I completely agree with the last one. I never
say “this is my birthed son/daughter”or “this is my adopted daughter”.
they are all simply my children. They were birthed/adopted once, they
are not currently in the act of being either. I think they are currently in act
of making me crazy!!ha
I am still pretty new to this, we are only 2 months and 2 days into it, but I do get so very angry when my son refers to his birth mom as his “real mom” I want to scream and rage about that. At the same time I feel bad because I can’t believe I am being that petty. But every time he uses that phrase, I just say, “Oh, your birth mom?” I don’t ever make a big deal about it to him. Today I had a major victory in my eyes. He was saying something about her and he said “my r…birth mom” YAY! And I didn’t have to say a thing!
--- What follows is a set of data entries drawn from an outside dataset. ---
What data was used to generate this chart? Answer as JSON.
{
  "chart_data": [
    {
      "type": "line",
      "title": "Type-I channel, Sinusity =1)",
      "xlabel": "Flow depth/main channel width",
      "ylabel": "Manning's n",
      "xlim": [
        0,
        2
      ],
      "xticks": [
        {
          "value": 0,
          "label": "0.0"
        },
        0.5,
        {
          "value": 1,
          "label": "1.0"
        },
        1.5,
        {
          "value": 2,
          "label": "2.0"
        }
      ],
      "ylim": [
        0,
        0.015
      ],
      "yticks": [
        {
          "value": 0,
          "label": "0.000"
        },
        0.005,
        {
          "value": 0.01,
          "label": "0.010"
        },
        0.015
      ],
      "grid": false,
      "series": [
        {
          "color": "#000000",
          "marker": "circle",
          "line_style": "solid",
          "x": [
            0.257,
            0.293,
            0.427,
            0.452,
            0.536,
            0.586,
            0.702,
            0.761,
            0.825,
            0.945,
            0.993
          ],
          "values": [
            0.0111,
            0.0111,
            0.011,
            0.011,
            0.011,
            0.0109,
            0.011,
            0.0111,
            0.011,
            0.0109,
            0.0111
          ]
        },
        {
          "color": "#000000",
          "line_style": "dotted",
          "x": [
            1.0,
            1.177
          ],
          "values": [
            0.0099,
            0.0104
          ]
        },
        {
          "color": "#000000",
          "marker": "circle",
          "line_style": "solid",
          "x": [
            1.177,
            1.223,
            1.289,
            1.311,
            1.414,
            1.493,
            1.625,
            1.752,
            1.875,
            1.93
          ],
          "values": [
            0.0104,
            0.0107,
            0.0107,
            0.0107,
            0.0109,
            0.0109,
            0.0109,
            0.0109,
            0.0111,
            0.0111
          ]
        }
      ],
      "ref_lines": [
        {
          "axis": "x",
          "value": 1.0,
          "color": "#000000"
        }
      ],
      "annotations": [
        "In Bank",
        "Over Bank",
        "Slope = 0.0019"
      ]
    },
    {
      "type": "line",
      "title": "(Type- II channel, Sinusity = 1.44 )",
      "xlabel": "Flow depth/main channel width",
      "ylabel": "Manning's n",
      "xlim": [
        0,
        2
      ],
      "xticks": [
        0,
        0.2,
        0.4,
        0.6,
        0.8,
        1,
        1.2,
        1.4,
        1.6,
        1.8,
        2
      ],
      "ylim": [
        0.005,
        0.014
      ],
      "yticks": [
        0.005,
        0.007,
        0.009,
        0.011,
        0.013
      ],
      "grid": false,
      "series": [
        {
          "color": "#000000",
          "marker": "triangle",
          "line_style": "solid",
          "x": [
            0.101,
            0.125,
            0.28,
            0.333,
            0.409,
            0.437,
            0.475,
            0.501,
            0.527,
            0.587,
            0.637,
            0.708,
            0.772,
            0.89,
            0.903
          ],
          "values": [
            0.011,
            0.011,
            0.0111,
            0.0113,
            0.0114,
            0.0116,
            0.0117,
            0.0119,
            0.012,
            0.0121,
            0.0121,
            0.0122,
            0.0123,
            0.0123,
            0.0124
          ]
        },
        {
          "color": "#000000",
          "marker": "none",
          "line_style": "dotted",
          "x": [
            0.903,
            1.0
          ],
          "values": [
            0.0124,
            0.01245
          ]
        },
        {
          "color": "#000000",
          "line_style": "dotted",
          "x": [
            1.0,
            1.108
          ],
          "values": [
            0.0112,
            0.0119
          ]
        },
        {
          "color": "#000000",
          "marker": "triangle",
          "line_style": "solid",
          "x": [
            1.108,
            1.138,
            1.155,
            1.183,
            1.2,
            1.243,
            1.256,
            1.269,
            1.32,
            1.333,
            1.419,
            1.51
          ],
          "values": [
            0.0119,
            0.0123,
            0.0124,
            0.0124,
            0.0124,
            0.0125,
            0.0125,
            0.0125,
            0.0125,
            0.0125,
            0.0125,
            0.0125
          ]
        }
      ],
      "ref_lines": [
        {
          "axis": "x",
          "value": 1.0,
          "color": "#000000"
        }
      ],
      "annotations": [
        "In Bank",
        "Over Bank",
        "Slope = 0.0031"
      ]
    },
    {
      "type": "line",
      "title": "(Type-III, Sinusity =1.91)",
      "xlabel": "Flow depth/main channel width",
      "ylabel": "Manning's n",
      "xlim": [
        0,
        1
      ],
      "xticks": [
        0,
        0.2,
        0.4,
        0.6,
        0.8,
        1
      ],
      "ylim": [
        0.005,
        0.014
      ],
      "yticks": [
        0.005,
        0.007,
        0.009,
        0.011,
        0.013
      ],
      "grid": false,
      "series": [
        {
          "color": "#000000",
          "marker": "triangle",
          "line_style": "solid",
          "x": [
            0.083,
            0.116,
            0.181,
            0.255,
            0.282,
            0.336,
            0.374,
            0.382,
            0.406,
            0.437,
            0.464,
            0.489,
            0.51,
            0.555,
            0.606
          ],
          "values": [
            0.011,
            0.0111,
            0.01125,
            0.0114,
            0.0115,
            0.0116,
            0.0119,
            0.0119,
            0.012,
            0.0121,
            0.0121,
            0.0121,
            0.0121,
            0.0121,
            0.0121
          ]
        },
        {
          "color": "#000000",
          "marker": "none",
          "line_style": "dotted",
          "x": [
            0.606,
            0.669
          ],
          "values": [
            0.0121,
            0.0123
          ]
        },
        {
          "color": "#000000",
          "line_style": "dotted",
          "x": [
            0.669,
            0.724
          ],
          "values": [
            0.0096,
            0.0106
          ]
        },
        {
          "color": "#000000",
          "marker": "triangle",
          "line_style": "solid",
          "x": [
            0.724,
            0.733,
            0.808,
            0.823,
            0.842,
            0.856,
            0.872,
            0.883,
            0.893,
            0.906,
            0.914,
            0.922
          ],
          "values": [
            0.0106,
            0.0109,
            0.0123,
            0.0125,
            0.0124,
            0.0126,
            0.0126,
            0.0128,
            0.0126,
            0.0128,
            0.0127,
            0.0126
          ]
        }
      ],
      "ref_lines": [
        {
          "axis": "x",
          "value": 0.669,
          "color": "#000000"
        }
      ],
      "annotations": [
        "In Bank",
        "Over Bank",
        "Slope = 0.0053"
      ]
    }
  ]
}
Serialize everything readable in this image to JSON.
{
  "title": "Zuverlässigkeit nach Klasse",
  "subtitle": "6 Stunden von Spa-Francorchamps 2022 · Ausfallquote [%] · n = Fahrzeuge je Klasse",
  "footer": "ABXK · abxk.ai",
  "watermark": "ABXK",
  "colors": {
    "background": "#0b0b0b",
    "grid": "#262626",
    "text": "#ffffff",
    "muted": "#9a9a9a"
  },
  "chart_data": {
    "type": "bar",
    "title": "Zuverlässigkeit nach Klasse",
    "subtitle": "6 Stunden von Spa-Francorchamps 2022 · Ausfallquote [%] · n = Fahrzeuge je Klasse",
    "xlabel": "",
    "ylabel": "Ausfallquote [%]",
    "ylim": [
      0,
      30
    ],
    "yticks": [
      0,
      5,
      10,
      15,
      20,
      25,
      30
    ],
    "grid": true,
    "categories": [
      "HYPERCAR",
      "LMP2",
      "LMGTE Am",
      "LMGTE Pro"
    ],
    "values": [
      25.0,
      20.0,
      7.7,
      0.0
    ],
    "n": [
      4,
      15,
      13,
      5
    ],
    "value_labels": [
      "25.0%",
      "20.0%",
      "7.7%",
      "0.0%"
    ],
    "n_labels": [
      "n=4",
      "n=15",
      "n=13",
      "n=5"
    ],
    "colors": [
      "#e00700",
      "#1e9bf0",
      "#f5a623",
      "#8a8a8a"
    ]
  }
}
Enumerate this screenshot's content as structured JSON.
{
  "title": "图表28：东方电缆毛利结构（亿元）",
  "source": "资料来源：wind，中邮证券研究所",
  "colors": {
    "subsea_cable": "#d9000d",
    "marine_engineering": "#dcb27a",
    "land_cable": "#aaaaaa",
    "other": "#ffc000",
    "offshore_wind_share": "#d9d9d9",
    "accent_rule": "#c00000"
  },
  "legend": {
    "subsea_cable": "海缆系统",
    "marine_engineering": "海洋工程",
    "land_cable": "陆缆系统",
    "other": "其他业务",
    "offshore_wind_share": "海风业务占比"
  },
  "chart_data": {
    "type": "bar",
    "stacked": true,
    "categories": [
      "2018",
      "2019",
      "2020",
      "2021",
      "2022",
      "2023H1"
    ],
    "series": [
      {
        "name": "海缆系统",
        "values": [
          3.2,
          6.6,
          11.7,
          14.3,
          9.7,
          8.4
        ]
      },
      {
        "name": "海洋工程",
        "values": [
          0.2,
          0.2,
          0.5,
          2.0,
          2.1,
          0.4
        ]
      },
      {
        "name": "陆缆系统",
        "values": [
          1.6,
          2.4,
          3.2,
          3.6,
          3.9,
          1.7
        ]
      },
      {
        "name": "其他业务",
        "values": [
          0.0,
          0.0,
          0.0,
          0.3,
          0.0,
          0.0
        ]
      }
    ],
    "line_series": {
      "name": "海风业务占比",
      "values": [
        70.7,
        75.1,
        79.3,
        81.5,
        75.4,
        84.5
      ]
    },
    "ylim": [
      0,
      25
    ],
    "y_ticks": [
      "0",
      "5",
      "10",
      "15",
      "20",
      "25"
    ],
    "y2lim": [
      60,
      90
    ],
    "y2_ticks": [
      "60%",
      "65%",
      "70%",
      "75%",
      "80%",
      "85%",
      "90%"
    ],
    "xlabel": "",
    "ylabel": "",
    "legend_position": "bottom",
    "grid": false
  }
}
We did actually have someone come up to us and say, “OH! Are they having a sleep over?” (Referring to my two sons) I thought that was a really weird question.
Love your blog! This might seem strange, but I just saw that you commented on The Archibald Project’s photo of Bethel China. I work for Bethel, so I did a little happy dance when I saw that you knew about us via TAP. I or one of my colleagues would love to connect with you about promoting adoption or child sponsorship at Bethel on your blog, if you’re interested. 🙂 We’re really trying to raise awareness about adoption for visually impaired kids!
Thanks so much for your honesty and openness!